La “poétique de la relation” est née. Elle montre qu’à travers les dialogues féconds entre les imaginaires, chaque localité, chaque espèce, à l’heure de la mondialité, cette “réalité prodigieuse”, envers de la mondialisation uniformisante, peut faire entendre sa partition.
Son dernier opus, l’incroyable poème universel tissé de textes venant de toutes les cultures et de toutes les époques, son Anthologie poétique du Tout-Monde, en témoigne. “Un livre pour une vie”, dit Emmanuelle Collas, qui, depuis 2007, a donné, au sein de sa maison d’édition Galaade, une visibilité à Glissant grâce à une succession de petits textes en forme de manifestes, souvent rédigés en collaboration avec Patrick Chamoiseau, tous deux formant un binôme de maître et de disciple. “Quand les murs tombent” (auquel d’une certaine façon est venu répondre “Éloge des frontières” de Régis Debray), “L’intraitable beauté du monde”, adresse à Barack Obama dont ils saluèrent ensemble l’avènement, ou encore cette anthologie de textes sur l’esclavage, que l’éditrice voudrait pouvoir diffuser auprès de tous les lycéens…
Bruits
Lire Glissant, c’est d’abord sentir, ressentir les imaginaires qui sont de plus en plus amenés à se côtoyer dans le monde, c’est dépasser ce que ses détracteurs nomment “abscons” pour écouter, derrière les concepts, les bruits du monde tel qu’il est.

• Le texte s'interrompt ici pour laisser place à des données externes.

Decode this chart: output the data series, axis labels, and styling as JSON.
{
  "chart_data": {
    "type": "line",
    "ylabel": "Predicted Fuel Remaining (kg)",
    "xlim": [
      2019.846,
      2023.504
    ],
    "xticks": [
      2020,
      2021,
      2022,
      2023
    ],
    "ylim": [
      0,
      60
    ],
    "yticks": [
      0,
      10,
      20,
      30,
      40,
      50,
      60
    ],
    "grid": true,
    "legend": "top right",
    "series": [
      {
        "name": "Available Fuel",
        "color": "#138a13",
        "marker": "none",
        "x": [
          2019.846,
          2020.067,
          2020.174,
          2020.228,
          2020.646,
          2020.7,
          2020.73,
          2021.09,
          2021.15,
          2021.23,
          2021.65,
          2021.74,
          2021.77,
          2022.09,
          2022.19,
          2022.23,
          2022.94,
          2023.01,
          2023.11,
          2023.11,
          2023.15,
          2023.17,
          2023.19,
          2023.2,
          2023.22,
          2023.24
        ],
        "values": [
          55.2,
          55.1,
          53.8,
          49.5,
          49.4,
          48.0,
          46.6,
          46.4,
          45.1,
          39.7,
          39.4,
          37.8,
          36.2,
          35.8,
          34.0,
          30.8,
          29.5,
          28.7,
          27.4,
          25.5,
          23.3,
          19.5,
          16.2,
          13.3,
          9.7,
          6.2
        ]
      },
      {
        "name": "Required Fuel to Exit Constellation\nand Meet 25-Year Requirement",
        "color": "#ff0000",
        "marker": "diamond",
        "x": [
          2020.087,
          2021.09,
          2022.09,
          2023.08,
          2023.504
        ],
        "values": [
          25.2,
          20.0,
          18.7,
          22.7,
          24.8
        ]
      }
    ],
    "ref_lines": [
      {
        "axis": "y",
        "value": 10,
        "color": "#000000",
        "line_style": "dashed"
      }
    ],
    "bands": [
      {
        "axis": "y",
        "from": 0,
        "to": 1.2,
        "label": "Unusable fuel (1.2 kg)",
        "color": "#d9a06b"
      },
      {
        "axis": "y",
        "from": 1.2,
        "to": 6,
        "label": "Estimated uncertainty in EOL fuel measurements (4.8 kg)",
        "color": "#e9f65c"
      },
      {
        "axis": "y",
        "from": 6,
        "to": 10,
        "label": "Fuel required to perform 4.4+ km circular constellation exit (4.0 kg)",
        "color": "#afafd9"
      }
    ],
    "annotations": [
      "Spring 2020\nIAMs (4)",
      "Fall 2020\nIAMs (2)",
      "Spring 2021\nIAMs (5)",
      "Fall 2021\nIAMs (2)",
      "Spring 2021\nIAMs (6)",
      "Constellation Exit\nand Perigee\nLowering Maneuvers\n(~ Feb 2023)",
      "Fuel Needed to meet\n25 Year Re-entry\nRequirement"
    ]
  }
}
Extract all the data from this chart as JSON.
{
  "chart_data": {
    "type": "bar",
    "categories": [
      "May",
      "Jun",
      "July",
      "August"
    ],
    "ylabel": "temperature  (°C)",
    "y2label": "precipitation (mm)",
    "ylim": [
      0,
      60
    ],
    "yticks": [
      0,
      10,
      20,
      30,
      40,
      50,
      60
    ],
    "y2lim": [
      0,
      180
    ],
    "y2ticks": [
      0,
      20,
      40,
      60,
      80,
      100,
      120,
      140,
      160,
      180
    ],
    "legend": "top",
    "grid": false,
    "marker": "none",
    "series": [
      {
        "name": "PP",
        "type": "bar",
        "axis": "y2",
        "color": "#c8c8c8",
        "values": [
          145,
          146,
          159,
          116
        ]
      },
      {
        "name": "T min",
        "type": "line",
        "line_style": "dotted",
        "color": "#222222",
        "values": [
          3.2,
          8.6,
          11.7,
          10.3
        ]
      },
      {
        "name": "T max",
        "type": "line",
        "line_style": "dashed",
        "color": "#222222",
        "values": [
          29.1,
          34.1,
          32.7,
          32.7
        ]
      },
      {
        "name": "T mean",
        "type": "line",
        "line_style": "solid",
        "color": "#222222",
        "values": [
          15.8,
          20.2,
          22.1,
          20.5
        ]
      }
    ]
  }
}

D’ailleurs, Édouard Glissant était très patient dans sa grande impatience. Il a enseigné plus de vingt ans aux États-Unis. Et se montrait toujours prêt à répéter une définition, car la répétition, et même le ressassement revendiqué, faisait partie des notions qu’il prônait : manière d’ancrer son rapport au monde dans les consciences, lentement, mais sûrement. Il invitait à prolonger les échanges au sein de l’institut du Tout-Monde, qu’il a créé avec les indéfectibles soutiens de la Maison de l’Amérique latine et de la fondation Agnès B et que dirige son épouse Sylvie. Pour commencer à arpenter l’archipel Glissant, son dernier livre d’entretiens avec Lise Gauvin, L”imaginaire des langues, qui vient de paraître chez Gallimard, est une entrée limpide à conseiller. Pour prendre la mesure du monde tel que sa pensée nous l’éclaire, sous le soleil de cette conscience unique et que l’oeuvre immortalise.